Güzel bir yazı olması için güzellik mevzusuna değinmek istedim. Tabi ki içinde güzellik geçmesi bir yazıyı iyi yapmaz. Bu ancak diğer okurların da yazıyı “güzel” olarak algılaması ile birebir alakalıdır. Tıpkı sanat eseri gibi bu yazıyı okuyan başka yazıya nazaran bir güzellik derecesi biçer; sonunda ya beğenir ya da beğenmez. Yani bir şeyin güzel olduğu başka şeylere göre belirlenir!
“Güzel nedir?” mevzusuna felsefeciler farklı açılardan bakmışlar. Bir solukta, kafa karıştırmadan değinelim. Pythagoras, güzel olanın uyumluluk olduğunu; Herakleitos, uyumun zıtlıklarla sağlanabileceğini; Empedokles, güzellikle sevgi-aşk arasındaki ilişkiyi; Demokritos, güzeli doğada değil insanda aramak gerektiğini; Sokrates, asıl güzelliğin ruh güzelliği olduğunu ve iyi ile arasında sıkı bir bağ bulunduğunu; Platon, fertlerdeki güzelliğin değişmeyen güzel olanın yansımaları olduğunu; Aristoteles, güzelliğin nesneden kaynaklandığını ve sanatların taklit olduğunu söyler.
Kafalar karıştı ise düşünceye dalmak için biraz daha karıştıralım! Gazali, “Her şeyin güzelliği, kendisinde olması gereken kemale sahip olup olmamasına bağlıdır. O halde kendisi için mümkün ve gerekli bütün olgunluk ve kemallere ulaşabilmiş bir şey, güzelliğin doruğunda demektir,” der. İslam sanatlarında estetik ve güzellik kavramları sadece göze hitap etmez. Derin ve geniş olarak hayatın her veçhesini içine alacak şekildedir. Bütün sanat formları özünde “Asıl ve Değişmez Güzel Olan”ı anlamaya çalışır.

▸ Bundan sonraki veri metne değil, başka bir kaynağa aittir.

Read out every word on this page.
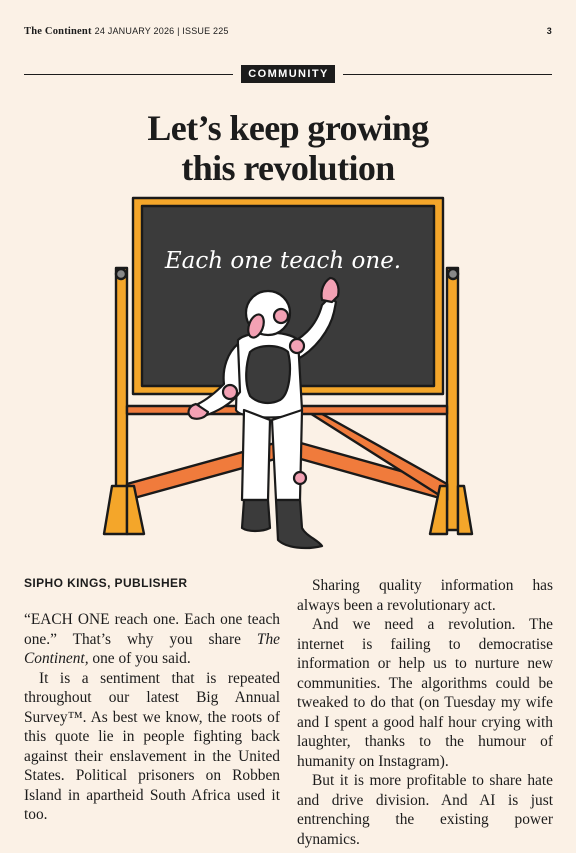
The Continent 24 JANUARY 2026 | ISSUE 225	3
COMMUNITY
Let’s keep growing
this revolution
Each one teach one.
SIPHO KINGS, PUBLISHER

“EACH ONE reach one. Each one teach one.” That’s why you share The Continent, one of you said.

It is a sentiment that is repeated throughout our latest Big Annual Survey™. As best we know, the roots of this quote lie in people fighting back against their enslavement in the United States. Political prisoners on Robben Island in apartheid South Africa used it too.

Sharing quality information has always been a revolutionary act.

And we need a revolution. The internet is failing to democratise information or help us to nurture new communities. The algorithms could be tweaked to do that (on Tuesday my wife and I spent a good half hour crying with laughter, thanks to the humour of humanity on Instagram).

But it is more profitable to share hate and drive division. And AI is just entrenching the existing power dynamics.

Fuzûlî'nin güzel hakkındaki görüşünü başka zamana saklayıp nihayete erdirelim. Sokrates’in hayatına dair 1971 yapımı TV filminde replik de olsa Sokrates sorar: "Bir şeyi başka bir şeye kıyasla güzel diyorsa insan, o şey hem güzel hem de çirkin nasıl olabilir? O halde asıl 'güzel' nedir?"